COLIN POWELL: "He says that I went out of my way not to present my positions to the President but to take them outside of the administration. That's nonsense. The President knows and I had told him what I thought about every issue of the day. Mister Cheney may forget that I'm the one who said to President Bush 'If you break it, you own it, and you've got to understand that if we have to go to war in Iraq, we've to be prepared for the whole war, not just the first phase.' And Mister Cheney and many of his colleagues were not prepared for what happened after the fall of Baghdad.
Remember, Cheney was the one who kept telling America that the Iraq conflict was in its last throes (as far back as 2005) over and over again as the violence kept escalating. Schieffer actually asked the right question.
SCHIEFFER: Let me just ask you this...was it a mistake to get rid of all the people in the army? To disband the army as they did?
CHENEY: Well, it may have been a mistake. It wasn't as though we had total control over everything. In effect, what happened for a large part of it was they just packed up and went home. They disappeared back into the countryside and went back to their private lives. So they weren't there, it wasn't as though they'd all found a place where they were waiting for us to come in and take command of the army.
What was that? The army's response to being disbanded by the Bush administration immediately destroyed what fragile peace there was and turned the Sunnis Muslims against the Shiite Muslims, leading to a horrifying blood bath.

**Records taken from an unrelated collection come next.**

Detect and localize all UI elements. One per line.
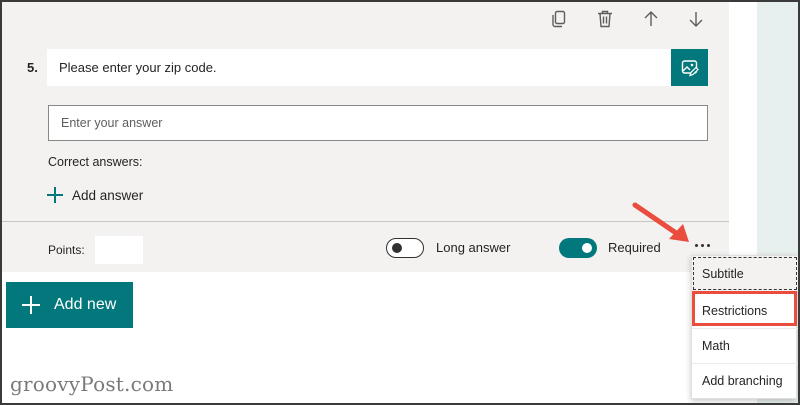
- arrow-up-icon[interactable]: [640, 8, 662, 30]
- question-number: 5.: [27, 60, 38, 75]
- annotation-arrow-icon: [632, 202, 689, 242]
- divider: [2, 221, 729, 222]
- arrow-down-icon[interactable]: [685, 8, 707, 30]
- menu-item-math[interactable]: Math: [692, 328, 798, 363]
- menu-item-add-branching[interactable]: Add branching: [692, 363, 798, 398]
- plus-icon: [22, 296, 40, 314]
- answer-input[interactable]: [48, 105, 708, 141]
- correct-answers-label: Correct answers:: [48, 155, 143, 169]
- image-edit-icon: [681, 59, 699, 76]
- watermark: groovyPost.com: [10, 372, 174, 396]
- toggle-knob: [392, 242, 402, 253]
- copy-icon[interactable]: [548, 8, 570, 30]
- question-card: 5. Please enter your zip code. Correct a…: [2, 2, 729, 272]
- required-toggle[interactable]: [559, 238, 597, 258]
- question-title-text: Please enter your zip code.: [59, 60, 217, 75]
- points-input[interactable]: [95, 236, 143, 264]
- long-answer-toggle[interactable]: [386, 238, 424, 258]
- menu-item-subtitle[interactable]: Subtitle: [692, 256, 798, 291]
- add-new-label: Add new: [54, 296, 117, 313]
- trash-icon[interactable]: [594, 8, 616, 30]
- plus-icon: [46, 186, 64, 204]
- annotation-highlight-box: [692, 291, 797, 326]
- add-answer-button[interactable]: Add answer: [46, 186, 143, 204]
- forms-editor-window: 5. Please enter your zip code. Correct a…: [0, 0, 800, 405]
- points-label: Points:: [48, 243, 85, 257]
- more-options-menu: Subtitle Restrictions Math Add branching: [691, 255, 798, 399]
- add-answer-label: Add answer: [72, 187, 144, 203]
- add-new-button[interactable]: Add new: [6, 282, 133, 328]
- question-title-field[interactable]: Please enter your zip code.: [47, 49, 671, 86]
- long-answer-label: Long answer: [436, 240, 511, 255]
- toggle-knob: [582, 243, 592, 253]
- insert-media-button[interactable]: [671, 49, 708, 86]
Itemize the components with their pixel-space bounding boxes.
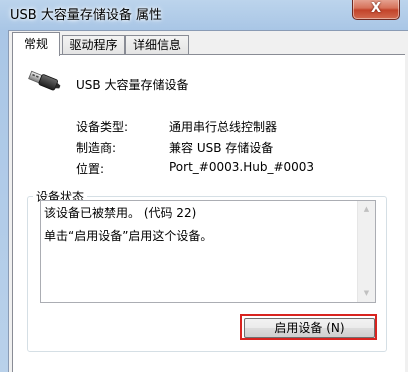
manufacturer-label: 制造商: <box>76 141 117 155</box>
properties-window: USB 大容量存储设备 属性 X 常规 驱动程序 详细信息 USB 大容量存储设… <box>0 0 408 372</box>
scroll-up-arrow-icon[interactable]: ▲ <box>358 201 375 218</box>
status-scrollbar[interactable]: ▲ ▼ <box>357 201 375 302</box>
status-line-disabled: 该设备已被禁用。 (代码 22) <box>44 206 197 220</box>
dialog-body: 常规 驱动程序 详细信息 USB 大容量存储设备 设备类型: 通用串行总线控制器… <box>8 30 408 372</box>
tab-driver[interactable]: 驱动程序 <box>62 35 125 55</box>
enable-device-button[interactable]: 启用设备 (N) <box>244 318 375 338</box>
window-title: USB 大容量存储设备 属性 <box>10 8 162 23</box>
manufacturer-value: 兼容 USB 存储设备 <box>169 141 274 155</box>
general-tab-panel: USB 大容量存储设备 设备类型: 通用串行总线控制器 制造商: 兼容 USB … <box>12 54 405 372</box>
title-bar[interactable]: USB 大容量存储设备 属性 X <box>0 0 408 28</box>
device-name: USB 大容量存储设备 <box>76 78 189 92</box>
tab-general[interactable]: 常规 <box>12 32 60 56</box>
location-label: 位置: <box>76 162 105 176</box>
close-button[interactable]: X <box>352 0 400 20</box>
enable-device-highlight: 启用设备 (N) <box>240 314 377 340</box>
status-line-instruction: 单击“启用设备”启用这个设备。 <box>44 229 213 243</box>
location-value: Port_#0003.Hub_#0003 <box>169 160 315 174</box>
device-type-label: 设备类型: <box>76 120 129 134</box>
close-icon: X <box>370 1 382 16</box>
tab-details[interactable]: 详细信息 <box>125 35 189 55</box>
usb-plug-icon <box>27 69 63 93</box>
device-type-value: 通用串行总线控制器 <box>169 120 278 134</box>
device-status-textbox[interactable]: 该设备已被禁用。 (代码 22) 单击“启用设备”启用这个设备。 ▲ ▼ <box>40 200 376 303</box>
scroll-down-arrow-icon[interactable]: ▼ <box>358 285 375 302</box>
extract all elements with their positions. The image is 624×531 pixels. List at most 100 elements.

Probably the single decision that triggered the hostilities was when Paul Bremer was appointed in Iraq and he unceremoniously told Saddam's former army members that they were not allowed to be part of the newly forming government.
Sweeping away remnants of pre-war Iraq, L. Paul Bremer, the top U.S. civilian administrator in Iraq, on Friday dissolved the Iraqi Armed Forces, the ministries of Defense and Information, and other security institutions that supported Saddam Hussein's regime.